Yes, there is an element of truth in it: all good beat-ups need that.

Let’s start back at the beginning. Part of this seems to originate from the New York Daily News, targeting only Apple stores

The News used medical swabs to covertly collect samples from two iPads in the midtown store and the Meatpacking District location on 14th St. They were then tested for culturable bacteria by the New Jersey-based EMSL Analytical Inc.

Their article is replete with scare quotes. Great entertaining stuff. One-eyed, of course.

Moving on to the more recent local take, the article quotes Professor Peter Collignon

“You wouldn’t have hundreds of people using the same glass or cup, but theoretically if hundreds of people share the same keyboard or touch pad, then effectively that’s what you’re doing,”

While I get the gist of what he means, this isn’t like-against-like comparison to me. In the first the people are ingesting stuff from the same vessel by the hundred. Ugh. In the second they’re touching the same thing, they’re not eating off them. (Or drinking from them.)

Here’s a silly, but more direct comparison. To make the comparison fairer, let’s assume you’re right-handed and it’s your index finger that you mainly use for your cell phone, or whatever other device is essential to your life.

Now let’s say you go to the mall and rub right index fingers with, say, fifty people.

Instead of index finger -> device -> index finger, it’s a direct index finger to index finger contact.
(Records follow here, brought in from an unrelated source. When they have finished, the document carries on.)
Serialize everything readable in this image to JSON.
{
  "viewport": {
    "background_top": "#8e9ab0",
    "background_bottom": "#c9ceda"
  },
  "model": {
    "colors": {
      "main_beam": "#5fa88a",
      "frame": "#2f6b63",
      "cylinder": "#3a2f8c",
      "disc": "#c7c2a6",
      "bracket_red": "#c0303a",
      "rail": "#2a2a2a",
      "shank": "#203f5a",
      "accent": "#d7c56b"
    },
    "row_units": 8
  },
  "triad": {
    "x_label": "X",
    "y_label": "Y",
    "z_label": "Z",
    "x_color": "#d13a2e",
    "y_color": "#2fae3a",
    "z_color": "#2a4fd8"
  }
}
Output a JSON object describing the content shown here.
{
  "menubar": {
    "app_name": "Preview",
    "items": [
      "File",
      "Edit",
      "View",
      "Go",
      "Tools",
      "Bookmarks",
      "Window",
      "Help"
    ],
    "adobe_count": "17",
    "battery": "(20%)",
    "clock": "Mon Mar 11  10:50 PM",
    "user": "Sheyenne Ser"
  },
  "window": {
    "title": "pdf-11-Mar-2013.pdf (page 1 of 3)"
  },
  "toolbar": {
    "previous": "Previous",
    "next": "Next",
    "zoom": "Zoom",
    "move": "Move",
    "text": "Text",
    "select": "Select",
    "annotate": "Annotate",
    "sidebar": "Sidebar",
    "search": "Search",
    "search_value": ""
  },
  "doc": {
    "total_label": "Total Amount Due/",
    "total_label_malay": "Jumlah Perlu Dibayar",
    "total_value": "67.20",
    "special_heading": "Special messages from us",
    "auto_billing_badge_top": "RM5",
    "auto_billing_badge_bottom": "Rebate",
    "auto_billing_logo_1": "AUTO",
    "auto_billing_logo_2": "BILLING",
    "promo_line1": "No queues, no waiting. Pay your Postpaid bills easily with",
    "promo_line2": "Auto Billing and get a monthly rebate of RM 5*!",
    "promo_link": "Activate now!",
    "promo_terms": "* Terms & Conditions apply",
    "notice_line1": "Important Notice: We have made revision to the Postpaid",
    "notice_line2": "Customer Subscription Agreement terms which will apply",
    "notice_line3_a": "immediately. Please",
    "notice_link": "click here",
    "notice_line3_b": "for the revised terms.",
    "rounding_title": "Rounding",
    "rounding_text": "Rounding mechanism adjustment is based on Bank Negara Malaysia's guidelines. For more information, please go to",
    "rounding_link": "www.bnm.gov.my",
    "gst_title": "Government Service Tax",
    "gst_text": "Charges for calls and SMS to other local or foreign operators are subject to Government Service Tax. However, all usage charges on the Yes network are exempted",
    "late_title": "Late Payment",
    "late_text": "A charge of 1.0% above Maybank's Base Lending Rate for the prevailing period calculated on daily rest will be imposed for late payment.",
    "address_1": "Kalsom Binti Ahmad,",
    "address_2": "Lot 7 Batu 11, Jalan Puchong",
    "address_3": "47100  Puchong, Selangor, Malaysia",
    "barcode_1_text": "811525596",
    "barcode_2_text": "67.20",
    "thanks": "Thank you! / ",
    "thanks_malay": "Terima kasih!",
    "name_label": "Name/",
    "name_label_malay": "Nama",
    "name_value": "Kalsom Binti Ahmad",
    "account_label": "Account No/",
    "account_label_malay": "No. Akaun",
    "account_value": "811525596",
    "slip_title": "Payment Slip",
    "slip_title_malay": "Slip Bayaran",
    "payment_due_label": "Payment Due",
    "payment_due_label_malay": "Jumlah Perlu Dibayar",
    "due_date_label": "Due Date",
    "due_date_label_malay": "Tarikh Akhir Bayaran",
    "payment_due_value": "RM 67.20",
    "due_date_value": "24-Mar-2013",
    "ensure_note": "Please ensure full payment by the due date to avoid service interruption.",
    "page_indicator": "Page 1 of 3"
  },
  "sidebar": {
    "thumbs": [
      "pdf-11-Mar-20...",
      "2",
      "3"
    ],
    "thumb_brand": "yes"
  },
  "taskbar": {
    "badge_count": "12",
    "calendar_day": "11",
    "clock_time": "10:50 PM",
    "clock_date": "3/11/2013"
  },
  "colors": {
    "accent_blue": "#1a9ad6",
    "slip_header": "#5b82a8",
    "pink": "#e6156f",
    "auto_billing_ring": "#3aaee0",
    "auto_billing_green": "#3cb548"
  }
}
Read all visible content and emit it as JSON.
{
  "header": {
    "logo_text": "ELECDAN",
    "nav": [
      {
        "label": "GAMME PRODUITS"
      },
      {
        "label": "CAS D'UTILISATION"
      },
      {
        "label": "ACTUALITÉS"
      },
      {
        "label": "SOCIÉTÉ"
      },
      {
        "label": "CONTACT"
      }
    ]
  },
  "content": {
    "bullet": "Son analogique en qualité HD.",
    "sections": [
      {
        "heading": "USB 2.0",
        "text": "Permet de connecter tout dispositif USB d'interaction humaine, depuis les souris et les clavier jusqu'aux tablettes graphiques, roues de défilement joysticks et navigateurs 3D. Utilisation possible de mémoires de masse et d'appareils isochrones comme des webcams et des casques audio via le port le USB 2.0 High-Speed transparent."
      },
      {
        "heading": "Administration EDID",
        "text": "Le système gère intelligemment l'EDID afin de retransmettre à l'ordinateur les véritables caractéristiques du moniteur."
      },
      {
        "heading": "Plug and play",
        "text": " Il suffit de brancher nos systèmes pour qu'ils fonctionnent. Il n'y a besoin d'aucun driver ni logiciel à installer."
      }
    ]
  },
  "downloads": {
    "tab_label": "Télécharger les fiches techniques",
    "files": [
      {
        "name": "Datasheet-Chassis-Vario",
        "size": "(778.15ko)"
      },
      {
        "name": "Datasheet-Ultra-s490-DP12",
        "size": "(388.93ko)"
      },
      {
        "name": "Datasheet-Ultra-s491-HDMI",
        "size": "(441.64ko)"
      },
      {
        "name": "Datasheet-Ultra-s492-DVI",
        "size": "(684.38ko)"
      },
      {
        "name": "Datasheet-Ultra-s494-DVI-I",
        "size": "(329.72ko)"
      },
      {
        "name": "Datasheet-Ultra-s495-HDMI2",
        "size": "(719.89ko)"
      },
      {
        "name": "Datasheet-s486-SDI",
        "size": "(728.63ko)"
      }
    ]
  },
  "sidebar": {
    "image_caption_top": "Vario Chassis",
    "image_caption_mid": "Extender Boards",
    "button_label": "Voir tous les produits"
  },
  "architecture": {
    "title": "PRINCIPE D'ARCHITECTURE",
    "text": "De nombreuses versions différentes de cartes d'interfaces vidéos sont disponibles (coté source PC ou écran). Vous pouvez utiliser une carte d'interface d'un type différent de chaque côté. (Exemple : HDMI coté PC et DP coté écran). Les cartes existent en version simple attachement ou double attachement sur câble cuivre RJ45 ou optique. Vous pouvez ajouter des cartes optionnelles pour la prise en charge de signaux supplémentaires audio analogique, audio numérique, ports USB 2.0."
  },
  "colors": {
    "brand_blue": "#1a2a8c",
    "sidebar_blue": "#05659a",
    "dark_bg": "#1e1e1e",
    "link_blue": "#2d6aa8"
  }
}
Fair comparison?

Now. Does that terrify you? You’re frightened you’re going to die of some vile disease because of rubbing index fingers? I doubt it. It is a little quirky – certainly – but not frightening. (It is the sort of thing I can imagine little kids doing amongst themselves, though!)

(Source: Wikimedia Commons.)
(Source: Wikimedia Commons.)

A point of difference is that if someone was obviously seriously ill, because you can see them – unlike the case of the people who recently trailed the device – you’d likely avoid them.

But here’s the kicker for me: If you’re sensible you’d wash you hands before you licked your finger and held it up in the air to test for a breeze, or ate that roll you made for lunch. You do that anyway, right?

That’s the real point to me, nothing to do with Apple products or any other devices: practice normal hygiene.

If these these articles were serious, they’d be about normal hygiene practice, not pokes at one company’s products and stores.

But of course it’s fun to throw mud at companies you think are successful, or exploit the lazy niche offered to writers and publishers by computer fans are so sold on branding that they’re ‘anti’ to the other lot.

And it’s fun on a lazy weekend to poke back at the journalism!

So…, a question. How many of you wash your hands before you eat?

I bet it’s not as many as professors of infectious disease would like.


I really must check if anyone has reported lower transmission of disease since handshakes became less common. Rappa-style fist-clenchers take note? (Imagine it, we’ll have macho rappers acting like nervous hypochondriacs each time the greet their bro’s!)

The Sydney Morning Herald piece points to a recent research article* which reports that viruses can be transmitted via contact to glass. Fine, nothing startling there. It’s a bit of a red herring in the context it’s been placed in, though.

I haven’t missed that they make a token gesture at mentioning cell phones. The article and the many ’close replicas’** that have appeared around the world are certainly framed at targeting the one company’s devices.

* There’s links to other sources in the article, but not the original source for this science. What’s with that?

** I wouldn’t want to accuse anyone of plagiarism, but they are just shuffling words around.

Other articles at Code for life:

Finding platypus venom

Quick e-journalism tip: to copy the text not the spam link…

Thoughts towards a human brain neural connection map

Chemical-free alternatives (as seen on TV3)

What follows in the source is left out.